REPUBLIKA.CO.ID, JAKARTA -- Ketua Mahkamah Agung Hatta Ali mengatakan terpidana mati boleh mengajukan permohonan Peninjauan Kembali (PK), namun kecil kemungkinan diterima.
"Jadi boleh terpidana mati mengajukan PK, tapi kecil kemungkinan diterima," katanya usai menghadiri peresmian Pusat Sejarah Konstitusi di Gedung Mahkamah Konstitusi (MK) Jakarta, Jumat (19/12).
Hatta menegaskan yang bisa menghentikan hukuman mati hanya presiden melalui permohonan grasi. Dia juga mengatakan PK itu tidak menghambat eksekusi mati, karena permohonan PK itu harus disertai dengan bukti baru (novum).
"PK boleh asal ada novum, dan itu tidak gampang," katanya.
Sedangkan Jaksa Agung HM Prasetyo mengatakan permohonan PK yang diajukan oleh para terpidana mati akan menghambat proses eksekusi.
"Kalau pidana mati, harus ditunggu semua tuntas baru bisa dieksekusi. Beda dengan orang dipidana 20 tahun atau 15 tahun atau lima tahun itu bisa langsung dilaksanakan tanpa menunggu putusan PK, tapi kalau mati kan nggak," kata Prasetyo.
Jaksa Agung mengatakan jika para terpidana mati ini langsung dieksekusi kemudian PK mengabulkannya siapa yang bisa mengembalikan (menghidupkan).

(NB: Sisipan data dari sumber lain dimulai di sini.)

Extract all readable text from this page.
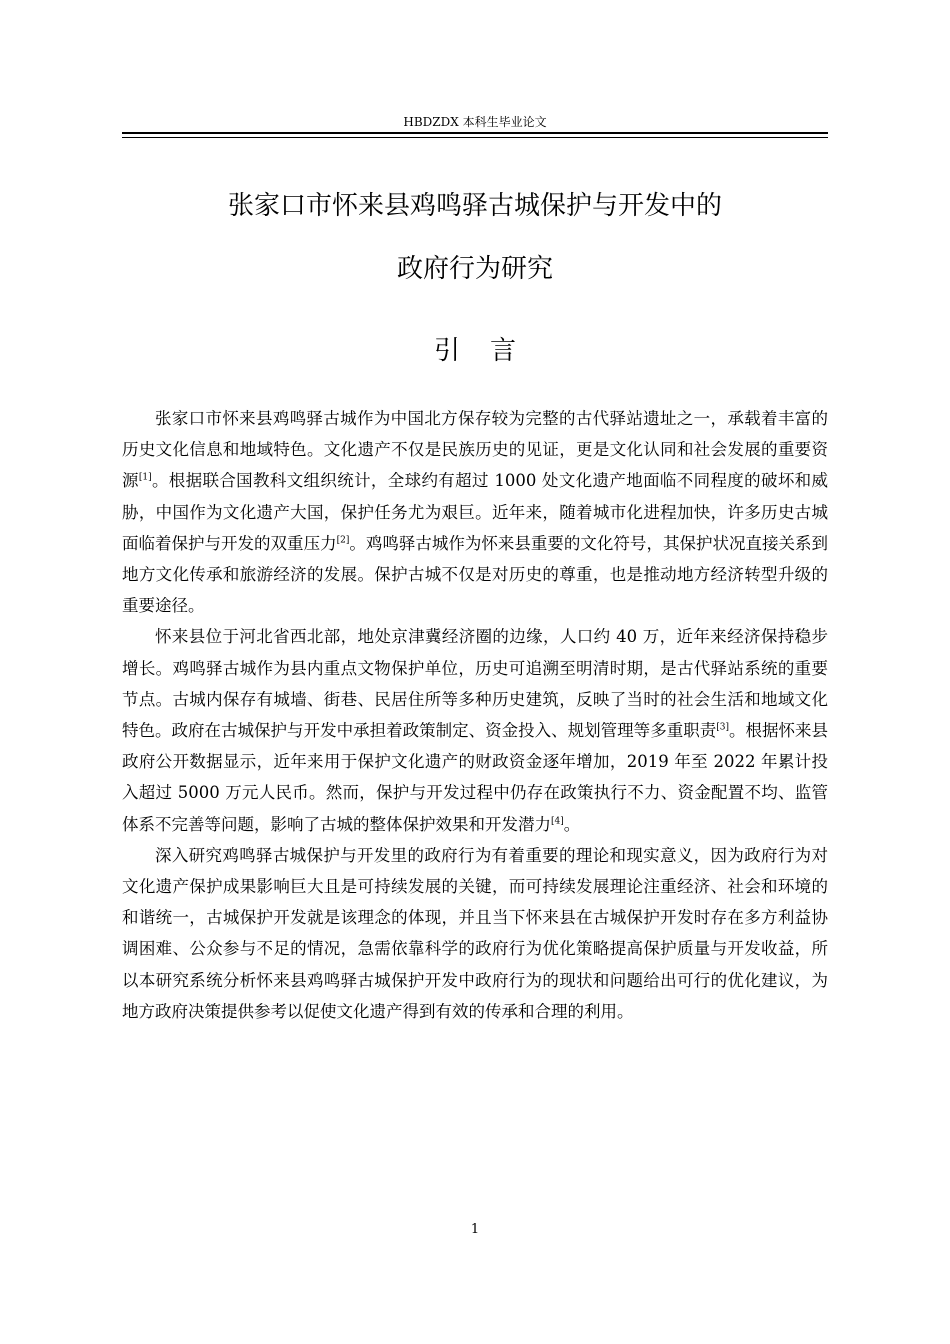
HBDZDX 本科生毕业论文
张家口市怀来县鸡鸣驿古城保护与开发中的
政府行为研究
引言

张家口市怀来县鸡鸣驿古城作为中国北方保存较为完整的古代驿站遗址之一，承载着丰富的历史文化信息和地域特色。文化遗产不仅是民族历史的见证，更是文化认同和社会发展的重要资源[1]。根据联合国教科文组织统计，全球约有超过 1000 处文化遗产地面临不同程度的破坏和威胁，中国作为文化遗产大国，保护任务尤为艰巨。近年来，随着城市化进程加快，许多历史古城面临着保护与开发的双重压力[2]。鸡鸣驿古城作为怀来县重要的文化符号，其保护状况直接关系到地方文化传承和旅游经济的发展。保护古城不仅是对历史的尊重，也是推动地方经济转型升级的重要途径。

怀来县位于河北省西北部，地处京津冀经济圈的边缘，人口约 40 万，近年来经济保持稳步增长。鸡鸣驿古城作为县内重点文物保护单位，历史可追溯至明清时期，是古代驿站系统的重要节点。古城内保存有城墙、街巷、民居住所等多种历史建筑，反映了当时的社会生活和地域文化特色。政府在古城保护与开发中承担着政策制定、资金投入、规划管理等多重职责[3]。根据怀来县政府公开数据显示，近年来用于保护文化遗产的财政资金逐年增加，2019 年至 2022 年累计投入超过 5000 万元人民币。然而，保护与开发过程中仍存在政策执行不力、资金配置不均、监管体系不完善等问题，影响了古城的整体保护效果和开发潜力[4]。

深入研究鸡鸣驿古城保护与开发里的政府行为有着重要的理论和现实意义，因为政府行为对文化遗产保护成果影响巨大且是可持续发展的关键，而可持续发展理论注重经济、社会和环境的和谐统一，古城保护开发就是该理念的体现，并且当下怀来县在古城保护开发时存在多方利益协调困难、公众参与不足的情况，急需依靠科学的政府行为优化策略提高保护质量与开发收益，所以本研究系统分析怀来县鸡鸣驿古城保护开发中政府行为的现状和问题给出可行的优化建议，为地方政府决策提供参考以促使文化遗产得到有效的传承和合理的利用。

1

"Kalau sudah terlanjur mati, ternyata putusan lain, siapa yang bisa mengembalikan," tegas Prasetyo.
Untuk itu, lanjutnya, pihaknya akan berbicara dengan MA apakah para terpidana mati ini memiliki novum yang diajukan dalam permohonan PK-nya.
"Benar apa tidak (ada novum), atau sekadar untuk mengulur waktu saja," katanya.
Prasetyo mengakui adanya putusan Mahkamah Konstitusi yang membolehkan PK lebih sekali membuat hambatan dalam melakukan eksekusi terhadap para terpidana mati.
"Ini persoalannya tidak ada batasannya (PK). sekarang justru kita ingin ada pembatasan," katanya.